Melanie Stetson Freeman
Beverly and Sam Gardner never thought they'd have 16 kids. But after their four biological children were born, they started adopting – and couldn't stop. Eventually, 12 more children were added to the family. Each one has a story.
"Chip [now 10] was 6 months old when we got him. He'd been put in a book bag, zipped up, and put in the trash," Bev says, explaining the early days of one of her children. He was rescued after the house where he lived caught fire and one of the firemen discovered him in the garbage behind the house.
"Johnny [now 12] was 3-1/2 months early because of his mother's drug abuse. She basically abandoned him in the hospital," Bev continues.
The Gardners adopted Johnny, who can't see and had been diagnosed with cerebral palsy, despite warnings from doctors that he might be a "vegetable."
"He definitely is not!" his mother says.
The Gardners' adopted children are black, white, Latina, and biracial. Nine of them have special needs. None of that bothered the Gardners. Neither did predicted problems.

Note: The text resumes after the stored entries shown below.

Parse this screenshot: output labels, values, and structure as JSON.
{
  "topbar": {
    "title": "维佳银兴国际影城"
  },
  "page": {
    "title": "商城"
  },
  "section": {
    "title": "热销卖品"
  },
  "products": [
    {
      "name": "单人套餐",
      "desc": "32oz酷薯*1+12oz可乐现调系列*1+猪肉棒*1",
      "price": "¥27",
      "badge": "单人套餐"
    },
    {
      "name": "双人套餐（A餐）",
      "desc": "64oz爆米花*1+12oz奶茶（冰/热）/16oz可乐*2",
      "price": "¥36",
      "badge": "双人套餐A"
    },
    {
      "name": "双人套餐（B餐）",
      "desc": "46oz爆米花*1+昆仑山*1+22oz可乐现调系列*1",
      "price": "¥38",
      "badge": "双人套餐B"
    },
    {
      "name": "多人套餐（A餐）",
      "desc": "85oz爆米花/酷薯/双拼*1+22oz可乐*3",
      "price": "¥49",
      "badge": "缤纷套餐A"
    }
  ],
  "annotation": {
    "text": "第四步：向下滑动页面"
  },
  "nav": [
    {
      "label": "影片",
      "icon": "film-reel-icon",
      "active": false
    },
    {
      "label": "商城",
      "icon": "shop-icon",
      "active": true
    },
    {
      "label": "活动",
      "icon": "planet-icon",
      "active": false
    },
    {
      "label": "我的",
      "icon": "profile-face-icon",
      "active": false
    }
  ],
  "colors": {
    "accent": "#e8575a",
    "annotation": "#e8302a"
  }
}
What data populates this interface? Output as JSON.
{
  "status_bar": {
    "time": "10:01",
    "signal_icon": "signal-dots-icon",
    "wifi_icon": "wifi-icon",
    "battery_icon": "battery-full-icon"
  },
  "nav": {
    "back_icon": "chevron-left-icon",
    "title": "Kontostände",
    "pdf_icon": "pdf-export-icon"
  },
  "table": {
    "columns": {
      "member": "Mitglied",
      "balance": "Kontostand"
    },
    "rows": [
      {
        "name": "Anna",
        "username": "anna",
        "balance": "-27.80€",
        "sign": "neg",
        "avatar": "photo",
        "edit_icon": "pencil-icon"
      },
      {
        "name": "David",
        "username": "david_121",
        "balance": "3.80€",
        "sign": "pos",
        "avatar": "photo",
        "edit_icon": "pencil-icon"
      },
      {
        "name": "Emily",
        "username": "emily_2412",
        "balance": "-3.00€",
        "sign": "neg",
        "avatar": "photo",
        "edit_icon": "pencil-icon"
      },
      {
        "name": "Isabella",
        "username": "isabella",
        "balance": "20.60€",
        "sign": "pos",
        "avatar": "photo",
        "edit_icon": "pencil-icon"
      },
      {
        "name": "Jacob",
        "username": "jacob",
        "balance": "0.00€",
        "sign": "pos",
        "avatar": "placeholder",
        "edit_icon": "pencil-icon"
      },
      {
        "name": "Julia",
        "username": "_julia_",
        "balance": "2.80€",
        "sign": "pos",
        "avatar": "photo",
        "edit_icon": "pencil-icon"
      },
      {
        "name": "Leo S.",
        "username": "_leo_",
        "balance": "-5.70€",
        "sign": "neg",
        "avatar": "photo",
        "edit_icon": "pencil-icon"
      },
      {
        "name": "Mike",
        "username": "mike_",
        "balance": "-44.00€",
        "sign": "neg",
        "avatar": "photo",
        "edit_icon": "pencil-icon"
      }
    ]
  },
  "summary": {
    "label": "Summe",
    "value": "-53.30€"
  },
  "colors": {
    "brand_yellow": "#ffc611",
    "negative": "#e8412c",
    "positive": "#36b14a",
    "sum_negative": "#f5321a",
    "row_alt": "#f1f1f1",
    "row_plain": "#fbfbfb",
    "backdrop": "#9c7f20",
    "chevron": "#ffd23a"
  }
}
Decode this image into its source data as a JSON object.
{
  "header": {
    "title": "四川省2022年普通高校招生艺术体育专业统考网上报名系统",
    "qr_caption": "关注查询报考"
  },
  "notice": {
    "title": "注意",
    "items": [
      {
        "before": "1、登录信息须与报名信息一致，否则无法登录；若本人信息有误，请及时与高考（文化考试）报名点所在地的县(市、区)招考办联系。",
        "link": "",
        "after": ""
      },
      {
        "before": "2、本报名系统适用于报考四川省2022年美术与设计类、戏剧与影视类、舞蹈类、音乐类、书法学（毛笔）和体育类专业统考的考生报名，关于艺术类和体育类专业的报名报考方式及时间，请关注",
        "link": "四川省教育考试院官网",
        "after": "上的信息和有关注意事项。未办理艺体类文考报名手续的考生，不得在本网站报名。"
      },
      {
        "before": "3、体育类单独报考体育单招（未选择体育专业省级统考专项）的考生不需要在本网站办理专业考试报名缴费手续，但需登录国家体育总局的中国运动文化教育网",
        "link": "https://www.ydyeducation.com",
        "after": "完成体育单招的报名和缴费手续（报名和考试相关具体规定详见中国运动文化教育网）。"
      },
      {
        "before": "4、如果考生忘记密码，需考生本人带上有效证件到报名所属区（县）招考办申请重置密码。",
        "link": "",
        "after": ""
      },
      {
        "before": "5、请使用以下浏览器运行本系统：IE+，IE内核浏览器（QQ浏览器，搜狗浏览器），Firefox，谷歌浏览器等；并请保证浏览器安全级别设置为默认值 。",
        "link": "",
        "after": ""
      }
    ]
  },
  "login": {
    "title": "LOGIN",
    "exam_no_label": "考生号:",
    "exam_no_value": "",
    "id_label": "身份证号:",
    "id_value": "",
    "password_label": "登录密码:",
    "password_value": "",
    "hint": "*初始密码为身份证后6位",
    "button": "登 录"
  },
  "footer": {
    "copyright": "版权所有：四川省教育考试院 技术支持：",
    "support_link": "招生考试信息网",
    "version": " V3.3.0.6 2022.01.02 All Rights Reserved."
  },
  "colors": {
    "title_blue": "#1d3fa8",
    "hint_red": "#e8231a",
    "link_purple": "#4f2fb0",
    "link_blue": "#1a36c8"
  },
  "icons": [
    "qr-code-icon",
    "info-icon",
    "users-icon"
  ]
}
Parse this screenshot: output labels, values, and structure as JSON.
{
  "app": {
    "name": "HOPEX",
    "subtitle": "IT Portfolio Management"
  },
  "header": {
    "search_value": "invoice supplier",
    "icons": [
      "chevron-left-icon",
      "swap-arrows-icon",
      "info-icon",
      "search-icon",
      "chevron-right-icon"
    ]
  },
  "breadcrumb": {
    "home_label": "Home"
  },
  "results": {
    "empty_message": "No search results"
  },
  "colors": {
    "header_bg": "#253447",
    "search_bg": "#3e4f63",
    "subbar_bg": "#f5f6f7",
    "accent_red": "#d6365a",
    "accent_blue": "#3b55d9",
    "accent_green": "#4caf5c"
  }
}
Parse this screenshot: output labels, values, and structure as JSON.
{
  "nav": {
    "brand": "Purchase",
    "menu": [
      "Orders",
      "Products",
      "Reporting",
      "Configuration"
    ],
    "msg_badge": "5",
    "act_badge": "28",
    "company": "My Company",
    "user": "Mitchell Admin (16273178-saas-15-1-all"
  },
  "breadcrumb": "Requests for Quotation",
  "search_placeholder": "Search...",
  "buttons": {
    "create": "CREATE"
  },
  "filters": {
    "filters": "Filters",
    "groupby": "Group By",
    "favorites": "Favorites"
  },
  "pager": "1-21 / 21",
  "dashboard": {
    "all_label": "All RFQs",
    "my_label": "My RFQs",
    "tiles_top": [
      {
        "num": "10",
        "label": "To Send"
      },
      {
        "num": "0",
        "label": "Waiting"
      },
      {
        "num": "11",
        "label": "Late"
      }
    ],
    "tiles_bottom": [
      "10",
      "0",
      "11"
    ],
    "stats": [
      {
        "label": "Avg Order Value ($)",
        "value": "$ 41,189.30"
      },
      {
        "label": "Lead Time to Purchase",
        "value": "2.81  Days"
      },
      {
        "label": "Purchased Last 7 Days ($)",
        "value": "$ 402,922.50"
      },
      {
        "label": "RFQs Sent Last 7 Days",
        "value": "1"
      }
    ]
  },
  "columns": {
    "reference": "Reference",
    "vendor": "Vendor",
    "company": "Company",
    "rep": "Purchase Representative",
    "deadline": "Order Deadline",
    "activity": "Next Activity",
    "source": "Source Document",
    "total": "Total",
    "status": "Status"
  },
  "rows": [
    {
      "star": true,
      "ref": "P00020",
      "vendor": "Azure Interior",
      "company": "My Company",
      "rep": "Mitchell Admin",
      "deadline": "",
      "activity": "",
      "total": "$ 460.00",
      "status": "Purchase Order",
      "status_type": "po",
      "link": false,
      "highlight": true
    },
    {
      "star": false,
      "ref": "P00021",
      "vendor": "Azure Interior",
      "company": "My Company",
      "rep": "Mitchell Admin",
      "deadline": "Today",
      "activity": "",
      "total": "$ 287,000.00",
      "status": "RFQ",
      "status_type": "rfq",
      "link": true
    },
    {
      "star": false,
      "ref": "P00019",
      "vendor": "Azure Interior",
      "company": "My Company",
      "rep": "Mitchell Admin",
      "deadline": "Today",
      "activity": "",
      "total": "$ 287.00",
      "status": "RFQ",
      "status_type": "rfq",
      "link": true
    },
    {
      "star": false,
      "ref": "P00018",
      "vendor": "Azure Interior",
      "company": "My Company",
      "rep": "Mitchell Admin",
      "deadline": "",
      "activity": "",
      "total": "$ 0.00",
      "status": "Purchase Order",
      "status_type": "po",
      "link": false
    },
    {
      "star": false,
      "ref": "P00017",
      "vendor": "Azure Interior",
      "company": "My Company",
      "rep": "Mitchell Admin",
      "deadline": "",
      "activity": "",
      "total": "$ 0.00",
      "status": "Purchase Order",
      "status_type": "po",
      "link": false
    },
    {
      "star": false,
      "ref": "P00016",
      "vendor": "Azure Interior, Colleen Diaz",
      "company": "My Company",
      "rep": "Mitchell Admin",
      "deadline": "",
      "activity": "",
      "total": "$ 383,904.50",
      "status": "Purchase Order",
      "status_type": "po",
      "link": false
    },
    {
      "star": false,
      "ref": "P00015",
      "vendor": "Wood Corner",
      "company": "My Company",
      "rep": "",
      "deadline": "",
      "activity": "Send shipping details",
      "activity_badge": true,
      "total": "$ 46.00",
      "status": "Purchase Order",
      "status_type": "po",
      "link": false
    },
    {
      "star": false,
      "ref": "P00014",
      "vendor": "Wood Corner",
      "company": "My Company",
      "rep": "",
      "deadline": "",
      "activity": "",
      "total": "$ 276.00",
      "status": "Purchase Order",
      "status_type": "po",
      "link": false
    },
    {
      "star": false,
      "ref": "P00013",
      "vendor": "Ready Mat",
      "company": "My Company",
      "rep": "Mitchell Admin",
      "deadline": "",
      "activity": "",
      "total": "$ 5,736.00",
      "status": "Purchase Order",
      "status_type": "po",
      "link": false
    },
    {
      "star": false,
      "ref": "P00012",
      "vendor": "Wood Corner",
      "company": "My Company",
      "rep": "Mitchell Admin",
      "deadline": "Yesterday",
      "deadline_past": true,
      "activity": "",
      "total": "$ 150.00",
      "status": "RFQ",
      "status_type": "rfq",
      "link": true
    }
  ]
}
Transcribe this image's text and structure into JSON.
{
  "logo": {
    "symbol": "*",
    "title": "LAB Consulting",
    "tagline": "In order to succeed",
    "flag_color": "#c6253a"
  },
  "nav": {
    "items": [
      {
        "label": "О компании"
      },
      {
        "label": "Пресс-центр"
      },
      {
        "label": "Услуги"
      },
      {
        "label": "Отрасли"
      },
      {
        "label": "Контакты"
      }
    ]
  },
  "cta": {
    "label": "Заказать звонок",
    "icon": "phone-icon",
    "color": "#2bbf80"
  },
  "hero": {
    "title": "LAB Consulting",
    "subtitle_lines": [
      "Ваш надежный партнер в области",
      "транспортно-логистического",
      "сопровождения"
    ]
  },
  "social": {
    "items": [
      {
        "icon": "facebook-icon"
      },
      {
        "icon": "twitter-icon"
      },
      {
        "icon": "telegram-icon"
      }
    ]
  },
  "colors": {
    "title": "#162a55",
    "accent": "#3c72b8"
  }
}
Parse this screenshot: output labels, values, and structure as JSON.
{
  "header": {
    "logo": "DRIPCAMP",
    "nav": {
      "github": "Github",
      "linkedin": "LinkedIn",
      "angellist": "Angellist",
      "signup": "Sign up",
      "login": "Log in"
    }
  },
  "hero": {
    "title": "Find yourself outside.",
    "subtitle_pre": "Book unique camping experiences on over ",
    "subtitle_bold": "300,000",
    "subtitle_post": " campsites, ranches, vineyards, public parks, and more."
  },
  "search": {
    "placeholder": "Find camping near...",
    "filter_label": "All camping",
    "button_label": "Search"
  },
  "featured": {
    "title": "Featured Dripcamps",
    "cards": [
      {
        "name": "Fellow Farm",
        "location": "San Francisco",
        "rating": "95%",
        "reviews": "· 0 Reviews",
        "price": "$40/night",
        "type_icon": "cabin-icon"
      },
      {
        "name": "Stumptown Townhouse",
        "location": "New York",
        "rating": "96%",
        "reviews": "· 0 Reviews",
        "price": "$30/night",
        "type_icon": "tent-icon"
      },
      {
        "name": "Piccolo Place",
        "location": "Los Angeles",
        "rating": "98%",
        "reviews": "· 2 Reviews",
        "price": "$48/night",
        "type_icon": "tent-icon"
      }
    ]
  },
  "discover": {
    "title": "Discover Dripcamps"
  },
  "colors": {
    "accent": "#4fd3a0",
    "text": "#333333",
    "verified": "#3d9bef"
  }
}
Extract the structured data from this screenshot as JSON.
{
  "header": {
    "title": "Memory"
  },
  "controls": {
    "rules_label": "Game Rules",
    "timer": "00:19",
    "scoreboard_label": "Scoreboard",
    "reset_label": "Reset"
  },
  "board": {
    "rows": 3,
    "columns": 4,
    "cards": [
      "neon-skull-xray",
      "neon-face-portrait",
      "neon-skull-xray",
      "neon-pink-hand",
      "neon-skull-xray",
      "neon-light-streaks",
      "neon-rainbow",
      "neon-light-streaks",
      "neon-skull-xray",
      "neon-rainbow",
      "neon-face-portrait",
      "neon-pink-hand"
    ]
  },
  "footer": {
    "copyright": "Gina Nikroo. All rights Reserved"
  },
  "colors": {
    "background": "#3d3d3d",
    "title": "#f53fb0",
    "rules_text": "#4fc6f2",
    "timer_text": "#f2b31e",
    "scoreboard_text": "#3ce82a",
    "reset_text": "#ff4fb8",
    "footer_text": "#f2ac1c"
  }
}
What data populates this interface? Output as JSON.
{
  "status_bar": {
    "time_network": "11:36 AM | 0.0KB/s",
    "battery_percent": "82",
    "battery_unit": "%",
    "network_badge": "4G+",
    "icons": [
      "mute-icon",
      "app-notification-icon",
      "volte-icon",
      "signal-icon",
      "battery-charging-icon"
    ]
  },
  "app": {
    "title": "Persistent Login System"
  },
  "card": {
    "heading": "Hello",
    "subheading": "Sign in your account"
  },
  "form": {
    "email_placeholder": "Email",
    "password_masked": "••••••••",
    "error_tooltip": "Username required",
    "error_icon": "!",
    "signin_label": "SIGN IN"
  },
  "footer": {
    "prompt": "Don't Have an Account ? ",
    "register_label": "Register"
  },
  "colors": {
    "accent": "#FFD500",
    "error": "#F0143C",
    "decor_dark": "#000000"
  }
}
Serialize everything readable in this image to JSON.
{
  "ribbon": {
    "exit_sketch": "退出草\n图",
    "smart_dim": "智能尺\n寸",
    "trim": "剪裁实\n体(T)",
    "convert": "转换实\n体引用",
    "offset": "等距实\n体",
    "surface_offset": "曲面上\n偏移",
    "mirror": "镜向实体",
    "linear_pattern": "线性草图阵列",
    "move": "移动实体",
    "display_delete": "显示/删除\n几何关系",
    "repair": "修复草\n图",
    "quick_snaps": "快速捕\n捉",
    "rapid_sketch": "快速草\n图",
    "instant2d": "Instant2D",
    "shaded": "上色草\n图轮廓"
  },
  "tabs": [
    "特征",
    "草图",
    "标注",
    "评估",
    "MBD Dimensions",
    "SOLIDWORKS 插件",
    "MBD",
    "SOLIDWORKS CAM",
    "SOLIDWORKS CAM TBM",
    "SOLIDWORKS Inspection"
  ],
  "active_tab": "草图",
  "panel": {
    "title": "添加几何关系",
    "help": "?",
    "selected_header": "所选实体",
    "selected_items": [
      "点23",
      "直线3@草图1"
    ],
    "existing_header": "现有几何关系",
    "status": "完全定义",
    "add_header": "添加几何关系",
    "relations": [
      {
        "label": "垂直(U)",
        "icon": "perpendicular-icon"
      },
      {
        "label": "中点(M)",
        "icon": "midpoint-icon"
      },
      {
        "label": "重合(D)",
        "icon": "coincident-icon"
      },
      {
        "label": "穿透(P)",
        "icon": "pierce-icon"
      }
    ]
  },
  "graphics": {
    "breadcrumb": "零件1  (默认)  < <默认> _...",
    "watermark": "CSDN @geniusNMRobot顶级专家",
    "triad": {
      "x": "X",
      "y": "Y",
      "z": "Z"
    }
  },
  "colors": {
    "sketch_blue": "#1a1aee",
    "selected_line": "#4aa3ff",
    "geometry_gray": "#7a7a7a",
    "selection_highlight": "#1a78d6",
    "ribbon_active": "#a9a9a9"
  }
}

"Once you fall in love with a child, that's your child, and all the fear just goes away," Bev says. "Once we heard the terrible stories, we couldn't say no."
Bev and Sam both come from big families. After three of their biological children arrived prematurely, the couple decided that since they wanted more, they would adopt. They are Caucasian, but were happy to adopt black or biracial children, who are harder to place.
After the Gardners' first two adoptions, they came into contact with state organizations that help find homes for at-risk children. After hearing the stories about these children, the Gardners became foster parents, caring for more than a hundred special-needs children for periods as short as a couple hours to as long as a few years.